Par Super Seven
SuperSeven :
Dans son dernier documentaire en date, Notre corps, Claire Simon nous propose de suivre la vie dans un service gynécologique d’un hôpital parisien. Dans un geste éminemment proche de Frederick Wiseman en ce qu’elle s’attache à étudier tous les postes d’un service public, elle engage toutefois le spectateur davantage que ce dernier dans ce à quoi elle assiste. Nous la voyons parfois, elle nous parle. Elle est toujours devant nous, même lorsqu’elle se situe derrière la caméra tant elle fait corps avec cette dernière. Sa caméra est toujours incarnée ; elle est le premier corps rencontré, comme une main tendue, toujours ouverte à l’autre, une vraie leçon de cinéma. Elle assiste ainsi à diverses consultations médicales, de femmes enceintes, de couples ne parvenant pas à avoir d’enfants, de femmes atteintes de maladies mais également à des opérations, au déroulement de fécondations in vitro, …

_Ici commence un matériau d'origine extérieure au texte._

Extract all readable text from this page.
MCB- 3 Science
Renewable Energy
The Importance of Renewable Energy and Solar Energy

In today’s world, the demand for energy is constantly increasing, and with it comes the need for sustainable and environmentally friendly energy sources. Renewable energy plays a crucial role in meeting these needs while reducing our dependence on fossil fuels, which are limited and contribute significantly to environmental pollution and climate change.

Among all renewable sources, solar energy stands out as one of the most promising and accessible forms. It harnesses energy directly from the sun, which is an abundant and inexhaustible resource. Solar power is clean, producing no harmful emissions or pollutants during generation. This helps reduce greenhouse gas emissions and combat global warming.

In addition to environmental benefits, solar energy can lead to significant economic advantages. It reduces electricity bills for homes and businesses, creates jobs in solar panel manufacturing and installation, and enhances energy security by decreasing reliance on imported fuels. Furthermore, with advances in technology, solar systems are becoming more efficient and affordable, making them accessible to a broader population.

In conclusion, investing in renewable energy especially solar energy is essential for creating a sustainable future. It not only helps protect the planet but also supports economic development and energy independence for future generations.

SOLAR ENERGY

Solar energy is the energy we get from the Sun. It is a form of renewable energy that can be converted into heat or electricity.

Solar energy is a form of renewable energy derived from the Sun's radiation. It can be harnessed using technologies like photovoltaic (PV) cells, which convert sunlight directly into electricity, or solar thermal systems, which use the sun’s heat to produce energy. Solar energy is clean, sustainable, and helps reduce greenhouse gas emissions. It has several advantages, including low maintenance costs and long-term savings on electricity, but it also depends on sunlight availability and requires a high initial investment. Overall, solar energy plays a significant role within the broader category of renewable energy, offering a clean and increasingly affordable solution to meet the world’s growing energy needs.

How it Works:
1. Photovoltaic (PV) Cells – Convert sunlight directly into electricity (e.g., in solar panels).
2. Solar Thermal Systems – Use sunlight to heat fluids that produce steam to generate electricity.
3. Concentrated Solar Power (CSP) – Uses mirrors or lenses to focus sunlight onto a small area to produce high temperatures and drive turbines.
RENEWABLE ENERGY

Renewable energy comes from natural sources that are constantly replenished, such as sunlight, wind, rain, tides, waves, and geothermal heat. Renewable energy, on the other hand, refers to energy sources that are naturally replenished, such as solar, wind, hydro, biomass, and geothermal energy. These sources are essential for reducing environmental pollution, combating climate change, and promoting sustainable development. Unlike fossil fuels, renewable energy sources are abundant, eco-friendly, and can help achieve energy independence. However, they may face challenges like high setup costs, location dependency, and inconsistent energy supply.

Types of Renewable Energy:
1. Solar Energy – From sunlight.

Notre Corps fait montre de deux obsessions chère à la cinéaste : capter un flux, faire de l’éphémère un évènement, elle qui a dit un jour : « Il ne s’agit pas de filmer « ce qui arrive » mais de tenter de capter des traces de ce qui se passe. » et puis essayer de filmer ce qui lui résiste, ce qui ne se filme pas, comme lorsqu’elle a souhaité montrer l’histoire d’amour de sa fille dans 800 km de différence - Romance .
Claire Simon va ici très loin dans son désir de capturer la vie en filmant divers accouchements, qui sont déjà toujours des évènements, mais elle contrebalance ces scènes éprouvantes par de simples entretiens entre un patient et son médecin. Elle n’essaie jamais de retracer l’histoire de la personne qu’elle filme mais plutôt de laisser une remarque, une émotion trahir une personnalité. Ce qui l’intéresse c’est le pur présent, qui, dans un hôpital, frissonne peut-être davantage de fragilité tant certaines annonces peuvent tout faire basculer. Notre Corps contient ainsi autant de sources de joie que de peurs à affronter. L’exemple le plus marquant est ce moment où la réalisatrice elle-même apprend qu’elle a un cancer et qu’elle tient absolument à filmer. Est-ce par exigence de sincérité ? Pour provoquer une distance entre le réel et ce qui lui arrive ? Ou encore un moyen d’affronter sa peur ? Sans faire du récit sa propre histoire, elle s’y inscrit tout de même et permet de questionner la nécessité de la présence d’un médium en ces lieux. Une femme filmée lors de son opération propose une réponse, elle se dit détendue par la présence d’une caméra parce que « c’est bien de montrer comment cela se passe », et puis « ça fait cinéma ». Le cinéma aurait des vertus thérapeutiques, on n’est plus seulement malade, on devient personnage.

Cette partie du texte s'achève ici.